The Extended Federal NOL Carryback Period—State Tax Considerations

On November 6, 2009, President Obama signed H.R. 3548, The Worker, Homeownership, and Business Assistance Act of 2009. Under the legislation, certain businesses may elect to carry back federal net operating losses (NOLs) for up to five years for losses incurred in tax years beginning or ending in either 2008 or 2009 (at the election of the taxpayer), but not for both years.

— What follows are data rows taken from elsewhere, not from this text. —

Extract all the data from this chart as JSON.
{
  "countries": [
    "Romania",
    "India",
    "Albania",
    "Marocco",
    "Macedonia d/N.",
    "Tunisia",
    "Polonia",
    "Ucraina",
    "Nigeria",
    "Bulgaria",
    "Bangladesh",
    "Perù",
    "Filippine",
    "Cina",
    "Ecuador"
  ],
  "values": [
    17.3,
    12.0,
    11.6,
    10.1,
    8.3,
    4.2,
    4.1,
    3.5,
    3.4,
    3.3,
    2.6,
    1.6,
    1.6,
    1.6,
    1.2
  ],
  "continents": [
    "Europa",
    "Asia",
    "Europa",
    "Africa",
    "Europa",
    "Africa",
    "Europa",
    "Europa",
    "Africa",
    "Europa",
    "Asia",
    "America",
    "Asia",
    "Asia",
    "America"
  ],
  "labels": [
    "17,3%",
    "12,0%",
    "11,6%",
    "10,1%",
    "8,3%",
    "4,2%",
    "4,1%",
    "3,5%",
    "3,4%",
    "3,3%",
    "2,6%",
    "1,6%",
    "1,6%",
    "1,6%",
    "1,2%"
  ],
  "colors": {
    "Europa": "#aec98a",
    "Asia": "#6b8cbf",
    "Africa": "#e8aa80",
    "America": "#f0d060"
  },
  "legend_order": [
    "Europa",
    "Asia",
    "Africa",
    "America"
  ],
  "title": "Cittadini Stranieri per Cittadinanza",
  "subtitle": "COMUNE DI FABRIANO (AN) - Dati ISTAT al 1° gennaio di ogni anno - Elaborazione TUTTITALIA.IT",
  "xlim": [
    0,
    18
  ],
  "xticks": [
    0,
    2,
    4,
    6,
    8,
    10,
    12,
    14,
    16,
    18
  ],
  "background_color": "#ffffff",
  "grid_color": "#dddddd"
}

In this blog series, we address common questions regarding state tax consequences of carrying back a 2008 or 2009 loss.

Could state taxable income increase as a result of carrying back an NOL for federal purposes?

As odd as it sounds, a taxpayer might actually find that its state taxable income increases as a result of availing itself of the federal NOL carryback provisions. For example, if the taxpayer is permitted to take an IRC Section 199 deduction for “qualified production activities,” the taxpayer’s state taxable income could increase. The Section 199 deduction is limited to the lesser of (1) “qualified production activities income” and (2) a certain percentage of Line 30 (i.e., federal taxable income after application of NOLs and special deductions). Accordingly, if Line 30 income decreases (as a result of an NOL carryback), the Section 199 deduction may decrease.

The Section 199 deduction is generally allowed by a state simply by starting the computation of state taxable income with federal taxable income (either Line 28 or Line 30 of Form 1120) and not requiring the taxpayer to add back the deduction. When a Section 199 deduction decreases (due to application of the federal NOL carryback), federal taxable income increases. If a state does not require the Section 199 deduction to be added back, a taxpayer’s state taxable income (and ultimate state tax liability) could increase as a result of the decrease in the Section 199 deduction.